Ezra Klein takes advantage of the lack of progress toward resolving the federal government shutdown and offers “The 13 reasons Washington is failing.” Almost all of them (like Big Business losing any control over the Republican Party) are recent and not necessarily permanent. Only the last—“Our system of government is cracking under the stress”—is something that will threaten us forever because Americans are too thin-skinned to contemplate the possibility that more recent democracies have improved on our cotton-gin political structure. (Majority rule, metric system, meh.)
Of the entire baker’s dozen, Klein says that “the big one” is that “the parties have never been further apart”:
For much of the 20th century, America’s two major political parties were ideologically diverse. The Republican Party included both Barry Goldwater and George Romney. The Democratic Party included both Strom Thurmond and Eugene McCarthy. The spread of political opinions in each party made it cross-aisle deals easier and organized, extended party warfare harder. Bipartisan votes were common. Filibusters were rare.

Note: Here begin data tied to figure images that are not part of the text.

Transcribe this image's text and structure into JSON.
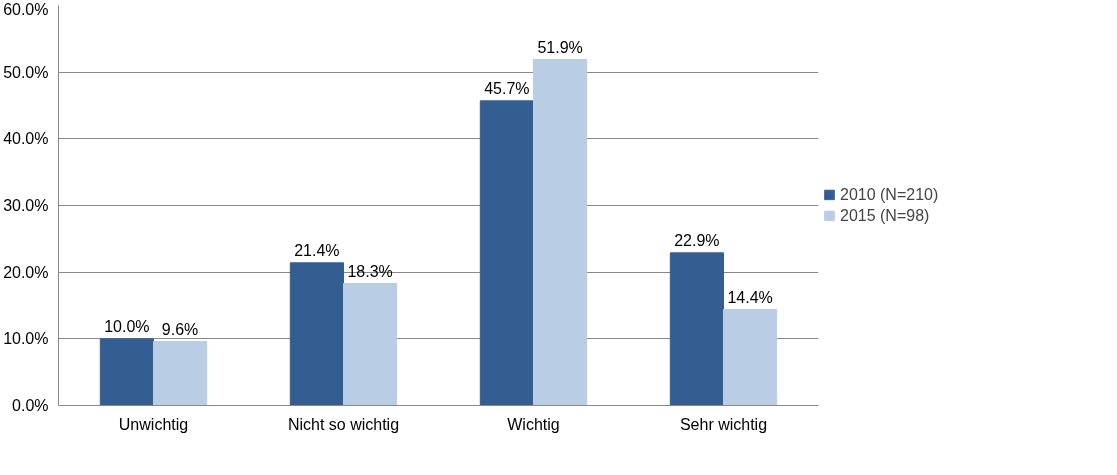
{
  "chart_data": {
    "type": "bar",
    "categories": [
      "Unwichtig",
      "Nicht so wichtig",
      "Wichtig",
      "Sehr wichtig"
    ],
    "series": [
      {
        "name": "2010 (N=210)",
        "color": "#345e91",
        "values": [
          10.0,
          21.4,
          45.7,
          22.9
        ],
        "value_labels": [
          "10.0%",
          "21.4%",
          "45.7%",
          "22.9%"
        ]
      },
      {
        "name": "2015 (N=98)",
        "color": "#b9cde5",
        "values": [
          9.6,
          18.3,
          51.9,
          14.4
        ],
        "value_labels": [
          "9.6%",
          "18.3%",
          "51.9%",
          "14.4%"
        ]
      }
    ],
    "ylim": [
      0,
      60
    ],
    "yticks": [
      {
        "value": 0,
        "label": "0.0%"
      },
      {
        "value": 10,
        "label": "10.0%"
      },
      {
        "value": 20,
        "label": "20.0%"
      },
      {
        "value": 30,
        "label": "30.0%"
      },
      {
        "value": 40,
        "label": "40.0%"
      },
      {
        "value": 50,
        "label": "50.0%"
      },
      {
        "value": 60,
        "label": "60.0%"
      }
    ],
    "grid": "y",
    "legend": "right"
  }
}
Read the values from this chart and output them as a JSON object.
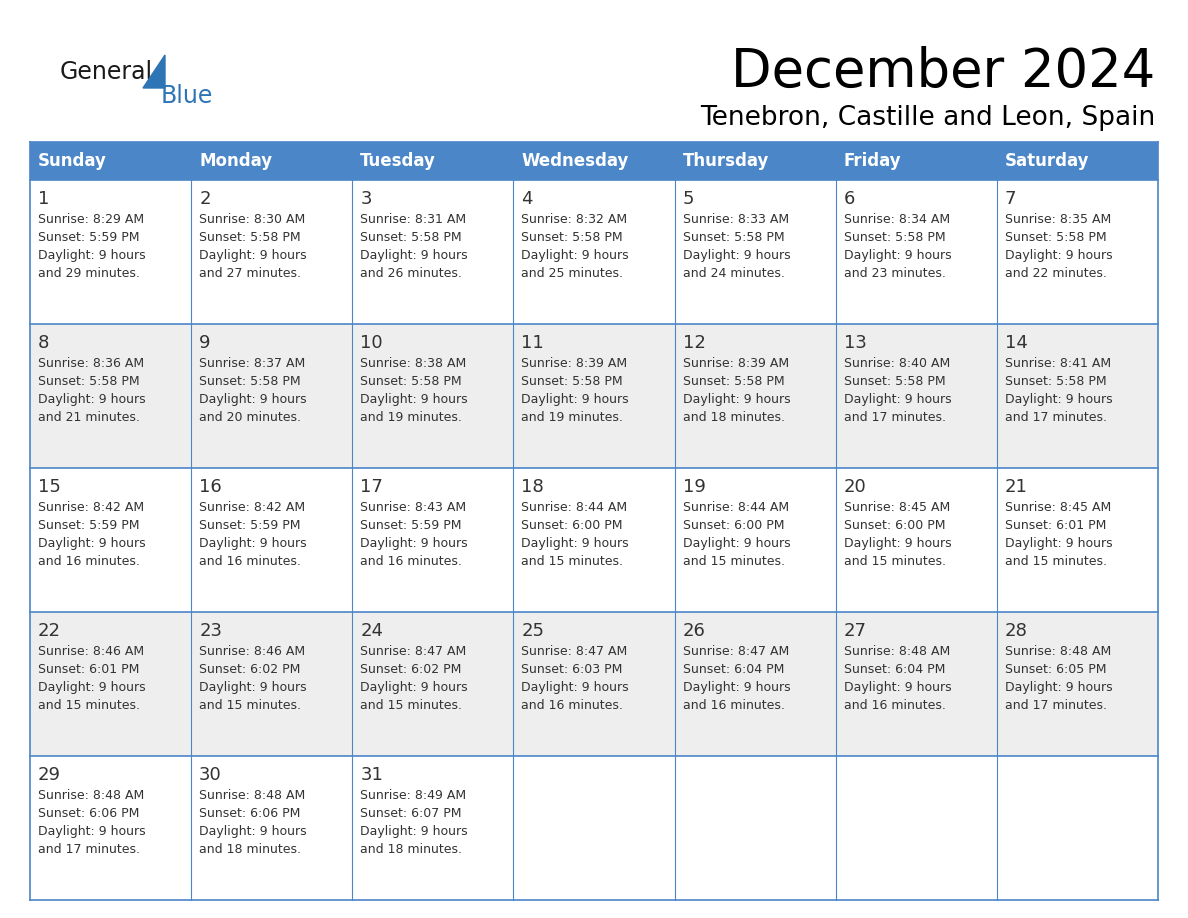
{
  "title": "December 2024",
  "subtitle": "Tenebron, Castille and Leon, Spain",
  "header_color": "#4A86C8",
  "header_text_color": "#FFFFFF",
  "day_names": [
    "Sunday",
    "Monday",
    "Tuesday",
    "Wednesday",
    "Thursday",
    "Friday",
    "Saturday"
  ],
  "bg_color_white": "#FFFFFF",
  "bg_color_gray": "#EEEEEE",
  "text_color": "#333333",
  "grid_color": "#4A86C8",
  "logo_general_color": "#1a1a1a",
  "logo_blue_color": "#2E75B6",
  "weeks": [
    [
      {
        "day": 1,
        "sunrise": "8:29 AM",
        "sunset": "5:59 PM",
        "dl2": "and 29 minutes."
      },
      {
        "day": 2,
        "sunrise": "8:30 AM",
        "sunset": "5:58 PM",
        "dl2": "and 27 minutes."
      },
      {
        "day": 3,
        "sunrise": "8:31 AM",
        "sunset": "5:58 PM",
        "dl2": "and 26 minutes."
      },
      {
        "day": 4,
        "sunrise": "8:32 AM",
        "sunset": "5:58 PM",
        "dl2": "and 25 minutes."
      },
      {
        "day": 5,
        "sunrise": "8:33 AM",
        "sunset": "5:58 PM",
        "dl2": "and 24 minutes."
      },
      {
        "day": 6,
        "sunrise": "8:34 AM",
        "sunset": "5:58 PM",
        "dl2": "and 23 minutes."
      },
      {
        "day": 7,
        "sunrise": "8:35 AM",
        "sunset": "5:58 PM",
        "dl2": "and 22 minutes."
      }
    ],
    [
      {
        "day": 8,
        "sunrise": "8:36 AM",
        "sunset": "5:58 PM",
        "dl2": "and 21 minutes."
      },
      {
        "day": 9,
        "sunrise": "8:37 AM",
        "sunset": "5:58 PM",
        "dl2": "and 20 minutes."
      },
      {
        "day": 10,
        "sunrise": "8:38 AM",
        "sunset": "5:58 PM",
        "dl2": "and 19 minutes."
      },
      {
        "day": 11,
        "sunrise": "8:39 AM",
        "sunset": "5:58 PM",
        "dl2": "and 19 minutes."
      },
      {
        "day": 12,
        "sunrise": "8:39 AM",
        "sunset": "5:58 PM",
        "dl2": "and 18 minutes."
      },
      {
        "day": 13,
        "sunrise": "8:40 AM",
        "sunset": "5:58 PM",
        "dl2": "and 17 minutes."
      },
      {
        "day": 14,
        "sunrise": "8:41 AM",
        "sunset": "5:58 PM",
        "dl2": "and 17 minutes."
      }
    ],
    [
      {
        "day": 15,
        "sunrise": "8:42 AM",
        "sunset": "5:59 PM",
        "dl2": "and 16 minutes."
      },
      {
        "day": 16,
        "sunrise": "8:42 AM",
        "sunset": "5:59 PM",
        "dl2": "and 16 minutes."
      },
      {
        "day": 17,
        "sunrise": "8:43 AM",
        "sunset": "5:59 PM",
        "dl2": "and 16 minutes."
      },
      {
        "day": 18,
        "sunrise": "8:44 AM",
        "sunset": "6:00 PM",
        "dl2": "and 15 minutes."
      },
      {
        "day": 19,
        "sunrise": "8:44 AM",
        "sunset": "6:00 PM",
        "dl2": "and 15 minutes."
      },
      {
        "day": 20,
        "sunrise": "8:45 AM",
        "sunset": "6:00 PM",
        "dl2": "and 15 minutes."
      },
      {
        "day": 21,
        "sunrise": "8:45 AM",
        "sunset": "6:01 PM",
        "dl2": "and 15 minutes."
      }
    ],
    [
      {
        "day": 22,
        "sunrise": "8:46 AM",
        "sunset": "6:01 PM",
        "dl2": "and 15 minutes."
      },
      {
        "day": 23,
        "sunrise": "8:46 AM",
        "sunset": "6:02 PM",
        "dl2": "and 15 minutes."
      },
      {
        "day": 24,
        "sunrise": "8:47 AM",
        "sunset": "6:02 PM",
        "dl2": "and 15 minutes."
      },
      {
        "day": 25,
        "sunrise": "8:47 AM",
        "sunset": "6:03 PM",
        "dl2": "and 16 minutes."
      },
      {
        "day": 26,
        "sunrise": "8:47 AM",
        "sunset": "6:04 PM",
        "dl2": "and 16 minutes."
      },
      {
        "day": 27,
        "sunrise": "8:48 AM",
        "sunset": "6:04 PM",
        "dl2": "and 16 minutes."
      },
      {
        "day": 28,
        "sunrise": "8:48 AM",
        "sunset": "6:05 PM",
        "dl2": "and 17 minutes."
      }
    ],
    [
      {
        "day": 29,
        "sunrise": "8:48 AM",
        "sunset": "6:06 PM",
        "dl2": "and 17 minutes."
      },
      {
        "day": 30,
        "sunrise": "8:48 AM",
        "sunset": "6:06 PM",
        "dl2": "and 18 minutes."
      },
      {
        "day": 31,
        "sunrise": "8:49 AM",
        "sunset": "6:07 PM",
        "dl2": "and 18 minutes."
      },
      null,
      null,
      null,
      null
    ]
  ]
}
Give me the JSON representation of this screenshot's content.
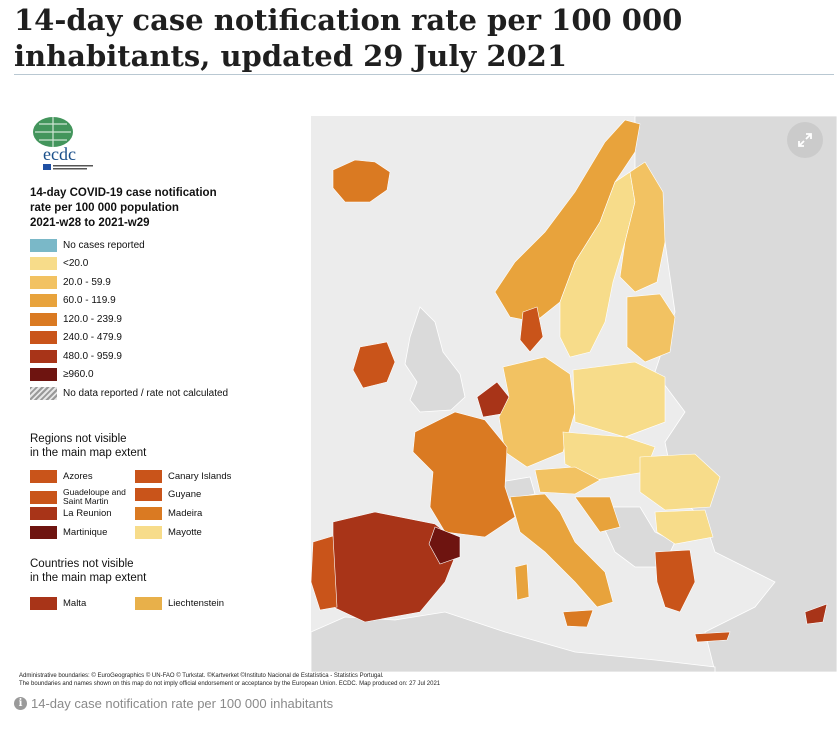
{
  "page": {
    "title": "14-day case notification rate per 100 000 inhabitants, updated 29 July 2021",
    "caption": "14-day case notification rate per 100 000 inhabitants",
    "caption_icon": "info-icon",
    "expand_icon": "expand-icon"
  },
  "map": {
    "logo_text": "ecdc",
    "logo_subtitle": "EUROPEAN CENTRE FOR DISEASE PREVENTION AND CONTROL",
    "legend_title": [
      "14-day COVID-19 case notification",
      "rate per 100 000 population",
      "2021-w28 to 2021-w29"
    ],
    "legend": [
      {
        "label": "No cases reported",
        "color": "#7ab8c8"
      },
      {
        "label": "<20.0",
        "color": "#f7dc8a"
      },
      {
        "label": "20.0 - 59.9",
        "color": "#f2c262"
      },
      {
        "label": "60.0 - 119.9",
        "color": "#e8a33c"
      },
      {
        "label": "120.0 - 239.9",
        "color": "#da7a22"
      },
      {
        "label": "240.0 - 479.9",
        "color": "#c9541a"
      },
      {
        "label": "480.0 - 959.9",
        "color": "#a83418"
      },
      {
        "label": "≥960.0",
        "color": "#6e1410"
      },
      {
        "label": "No data reported / rate not calculated",
        "color": "hatch"
      }
    ],
    "regions_title": [
      "Regions not visible",
      "in the main map extent"
    ],
    "regions": [
      {
        "label": "Azores",
        "color": "#c9541a"
      },
      {
        "label": "Canary Islands",
        "color": "#c9541a"
      },
      {
        "label": "Guadeloupe and Saint Martin",
        "color": "#c9541a"
      },
      {
        "label": "Guyane",
        "color": "#c9541a"
      },
      {
        "label": "La Reunion",
        "color": "#a83418"
      },
      {
        "label": "Madeira",
        "color": "#da7a22"
      },
      {
        "label": "Martinique",
        "color": "#6e1410"
      },
      {
        "label": "Mayotte",
        "color": "#f7dc8a"
      }
    ],
    "countries_title": [
      "Countries not visible",
      "in the main map extent"
    ],
    "countries": [
      {
        "label": "Malta",
        "color": "#a83418"
      },
      {
        "label": "Liechtenstein",
        "color": "#e8b04a"
      }
    ],
    "attribution": [
      "Administrative boundaries: © EuroGeographics © UN-FAO © Turkstat. ©Kartverket ©Instituto Nacional de Estatística - Statistics Portugal.",
      "The boundaries and names shown on this map do not imply official endorsement or acceptance by the European Union. ECDC. Map produced on: 27 Jul 2021"
    ]
  }
}
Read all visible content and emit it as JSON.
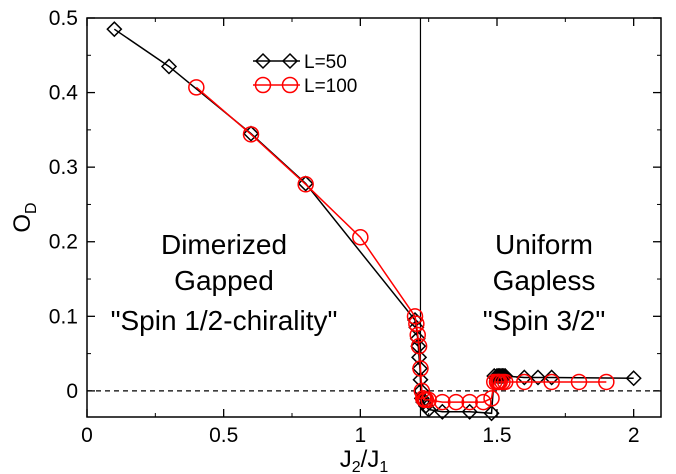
{
  "chart_data": {
    "type": "line",
    "xlabel": {
      "main": "J",
      "sub1": "2",
      "slash": "/J",
      "sub2": "1"
    },
    "ylabel": {
      "main": "O",
      "sub": "D"
    },
    "xlim": [
      0,
      2.1
    ],
    "ylim": [
      -0.035,
      0.5
    ],
    "xticks": [
      0,
      0.5,
      1,
      1.5,
      2
    ],
    "xtick_labels": [
      "0",
      "0.5",
      "1",
      "1.5",
      "2"
    ],
    "yticks": [
      0,
      0.1,
      0.2,
      0.3,
      0.4,
      0.5
    ],
    "ytick_labels": [
      "0",
      "0.1",
      "0.2",
      "0.3",
      "0.4",
      "0.5"
    ],
    "grid": false,
    "legend_position": "top-center",
    "vertical_line_x": 1.22,
    "reference_line_y": 0,
    "annotations": [
      {
        "lines": [
          "Dimerized",
          "Gapped",
          "\"Spin 1/2-chirality\""
        ],
        "x": 0.6,
        "y": [
          0.2,
          0.15,
          0.09
        ]
      },
      {
        "lines": [
          "Uniform",
          "Gapless",
          "\"Spin 3/2\""
        ],
        "x": 1.7,
        "y": [
          0.2,
          0.15,
          0.09
        ]
      }
    ],
    "series": [
      {
        "name": "L=50",
        "color": "#000000",
        "marker": "diamond",
        "x": [
          0.1,
          0.3,
          0.6,
          0.8,
          1.2,
          1.205,
          1.21,
          1.212,
          1.215,
          1.218,
          1.22,
          1.222,
          1.225,
          1.23,
          1.24,
          1.25,
          1.3,
          1.4,
          1.48,
          1.49,
          1.5,
          1.505,
          1.51,
          1.515,
          1.52,
          1.525,
          1.53,
          1.6,
          1.65,
          1.7,
          2.0
        ],
        "y": [
          0.485,
          0.435,
          0.345,
          0.278,
          0.095,
          0.085,
          0.07,
          0.06,
          0.045,
          0.03,
          0.015,
          0.0,
          -0.01,
          -0.015,
          -0.02,
          -0.025,
          -0.028,
          -0.028,
          -0.03,
          0.02,
          0.02,
          0.02,
          0.02,
          0.02,
          0.02,
          0.02,
          0.02,
          0.018,
          0.018,
          0.018,
          0.017
        ]
      },
      {
        "name": "L=100",
        "color": "#ff0000",
        "marker": "circle",
        "x": [
          0.4,
          0.6,
          0.8,
          1.0,
          1.2,
          1.205,
          1.21,
          1.215,
          1.22,
          1.225,
          1.23,
          1.235,
          1.24,
          1.25,
          1.3,
          1.35,
          1.4,
          1.45,
          1.48,
          1.49,
          1.5,
          1.505,
          1.51,
          1.52,
          1.53,
          1.6,
          1.7,
          1.8,
          1.9
        ],
        "y": [
          0.407,
          0.344,
          0.277,
          0.206,
          0.1,
          0.09,
          0.075,
          0.06,
          0.03,
          0.0,
          -0.01,
          -0.012,
          -0.012,
          -0.012,
          -0.015,
          -0.015,
          -0.015,
          -0.015,
          -0.01,
          0.012,
          0.012,
          0.012,
          0.012,
          0.012,
          0.012,
          0.012,
          0.012,
          0.012,
          0.012
        ]
      }
    ]
  }
}
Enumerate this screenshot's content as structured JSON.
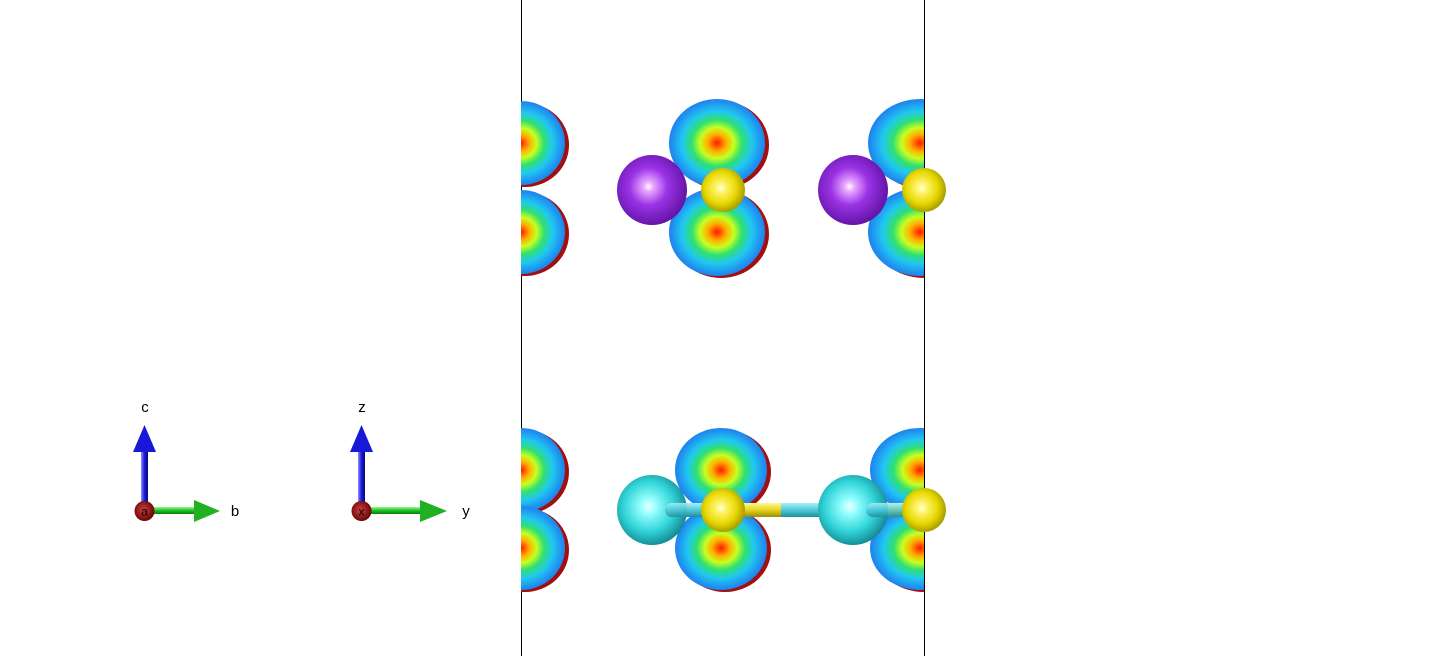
{
  "axes_crystal": {
    "c_label": "c",
    "b_label": "b",
    "a_label": "a"
  },
  "axes_cartesian": {
    "z_label": "z",
    "y_label": "y",
    "x_label": "x"
  },
  "colors": {
    "background": "#ffffff",
    "cell_edge": "#000000",
    "axis_up": "#1010d0",
    "axis_right": "#18b018",
    "axis_origin": "#8b0000",
    "atom_purple": "#8a2be2",
    "atom_yellow": "#f0e020",
    "atom_cyan": "#40d8d8",
    "bond_cyan": "#50c8d8",
    "bond_yellow": "#e0d020",
    "isosurface_outer": "#2090f0",
    "isosurface_inner": "#ff2000",
    "isosurface_edge": "#a01010"
  }
}
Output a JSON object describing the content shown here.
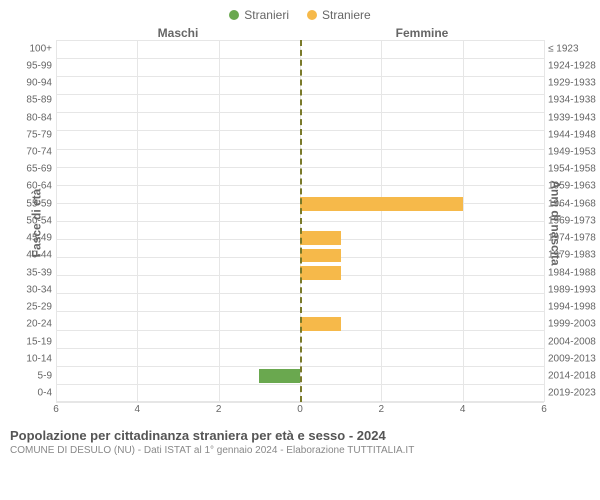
{
  "legend": {
    "male": {
      "label": "Stranieri",
      "color": "#6aa84f"
    },
    "female": {
      "label": "Straniere",
      "color": "#f6b94a"
    }
  },
  "headers": {
    "male": "Maschi",
    "female": "Femmine"
  },
  "axes": {
    "left_label": "Fasce di età",
    "right_label": "Anni di nascita",
    "xmax": 6,
    "xticks": [
      6,
      4,
      2,
      0,
      2,
      4,
      6
    ]
  },
  "style": {
    "grid_color": "#e6e6e6",
    "center_dash_color": "#7a7a2a",
    "background": "#ffffff",
    "label_color": "#666666"
  },
  "rows": [
    {
      "age": "100+",
      "birth": "≤ 1923",
      "m": 0,
      "f": 0
    },
    {
      "age": "95-99",
      "birth": "1924-1928",
      "m": 0,
      "f": 0
    },
    {
      "age": "90-94",
      "birth": "1929-1933",
      "m": 0,
      "f": 0
    },
    {
      "age": "85-89",
      "birth": "1934-1938",
      "m": 0,
      "f": 0
    },
    {
      "age": "80-84",
      "birth": "1939-1943",
      "m": 0,
      "f": 0
    },
    {
      "age": "75-79",
      "birth": "1944-1948",
      "m": 0,
      "f": 0
    },
    {
      "age": "70-74",
      "birth": "1949-1953",
      "m": 0,
      "f": 0
    },
    {
      "age": "65-69",
      "birth": "1954-1958",
      "m": 0,
      "f": 0
    },
    {
      "age": "60-64",
      "birth": "1959-1963",
      "m": 0,
      "f": 0
    },
    {
      "age": "55-59",
      "birth": "1964-1968",
      "m": 0,
      "f": 4
    },
    {
      "age": "50-54",
      "birth": "1969-1973",
      "m": 0,
      "f": 0
    },
    {
      "age": "45-49",
      "birth": "1974-1978",
      "m": 0,
      "f": 1
    },
    {
      "age": "40-44",
      "birth": "1979-1983",
      "m": 0,
      "f": 1
    },
    {
      "age": "35-39",
      "birth": "1984-1988",
      "m": 0,
      "f": 1
    },
    {
      "age": "30-34",
      "birth": "1989-1993",
      "m": 0,
      "f": 0
    },
    {
      "age": "25-29",
      "birth": "1994-1998",
      "m": 0,
      "f": 0
    },
    {
      "age": "20-24",
      "birth": "1999-2003",
      "m": 0,
      "f": 1
    },
    {
      "age": "15-19",
      "birth": "2004-2008",
      "m": 0,
      "f": 0
    },
    {
      "age": "10-14",
      "birth": "2009-2013",
      "m": 0,
      "f": 0
    },
    {
      "age": "5-9",
      "birth": "2014-2018",
      "m": 1,
      "f": 0
    },
    {
      "age": "0-4",
      "birth": "2019-2023",
      "m": 0,
      "f": 0
    }
  ],
  "footer": {
    "title": "Popolazione per cittadinanza straniera per età e sesso - 2024",
    "subtitle": "COMUNE DI DESULO (NU) - Dati ISTAT al 1° gennaio 2024 - Elaborazione TUTTITALIA.IT"
  }
}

You have to be older than 40 to really appreciate how true this was. Only a few decades ago, it was possible for either party to win U.S. Senate and governor’s races in every state. The conservative wing of the Democratic Party and the liberal wing of the Republican Party—liberal, mind you, not “moderate”—won major offices in states they couldn’t carry in presidential elections. Neither Democrats nor Republicans moved in lockstep on major issues because most officeholders adapted to their state’s political idiosyncrasies and tried to appeal to voters outside of their parties.
Let’s compare the make-up of the U.S. Senate after two presidential elections won narrowly by Democrats, Barack Obama in 2012 and Jimmy Carter in 1976. Today there are 22 senators who do not caucus with the party that carried their state in the presidential race. This is low by historical standards, and the number is likely to dip into the teens over the next year and a half, assuming that Democrat Cory Booker takes over the seat of an appointed Republican in New Jersey this month and that the GOP finally wins seats next year in formerly blue states like Arkansas and West Virginia. We’re approaching a situation where ticket-splitting occurs only in the case of scandal (i.e., when Republican Mark Kirk won Obama’s old Illinois seat after Gov. Rod Blagojevich poisoned it for the Democrats) or truly incompetent candidates (Todd Akin in Missouri). Candidates who promise to work with colleagues across the aisle just aren’t as successful anymore, in part because it’s easier to raise money (especially from out-of-state contributors) by stressing party loyalty.
By comparison, in 1977 there were 42 senators* who did not caucus with the party that won their state in the previous year’s presidential election. This high number was not only attributable to the large number of moderates (“mavericks”?) in both parties, but also to the last presidential election pitting a moderate Democrat (Jimmy Carter) against a moderate Republican (Gerald Ford). At all levels of government, both parties overlapped to a degree unimaginable today.
The result was a U.S. Senate that was highly factionalized as opposed to highly partisan, making it easier to cobble a majority depending on the issue at hand. The Senate could be broken down into at least eight factions, depending on the electoral forces at home:
• liberal Democrats from solidly blue states (e.g., Ted Kennedy in Massachusetts)
• conservative Republicans from solidly red states (e.g., Barry Goldwater in Arizona)
• liberal Republicans from solidly blue states (e.g., Jacob Javits in New York)
• conservative Democrats from solidly red states (e.g., Ed Zorinsky in Nebraska)
• mostly liberal Democrats from red-leaning states (e.g., George McGovern in South Dakota)
• mostly conservative Republicans from blue-leaning states (e.g, Bill Roth in Delaware)
• moderate Democrats from Republican-trending states that still voted for Carter (e.g., Sam Nunn in Georgia)
• moderate Republicans from Democratic-trending states that still voted for Ford (e.g., Mark Hatfield in Oregon)
Today there’s no need to create such a taxonomy. Most votes in the Senate are party-line, even when the country faces an impasse such as the current government shutdown. There’s a strong argument for cohesive parties—voters get a genuine choice, and they know what they’re getting when they vote red or blue—but as Klein points out, our constitutional system was not created with them in mind. “The result,” he writes, “is deep governmental dysfunction as a system that requires bipartisan cooperation collides with political parties that can't cooperate.”
*Members of the Democratic Senate caucus same from the Ford states of Alaska, Arizona, California, Colorado (2), Connecticut, Idaho, Illinois, Indiana, Iowa (2), Maine (2), Michigan, Montana (2), Nebraska (2), Nevada, New Hampshire (2), New Jersey, North Dakota, South Dakota (2), Vermont, Virginia, and Washington (2).
Members of the Republican Senate caucus came from the Carter states of Delaware, Maryland, Massachusetts, Missouri, New York, North Carolina, Pennsylvania (2), Rhode Island, South Carolina, Tennessee, and Texas.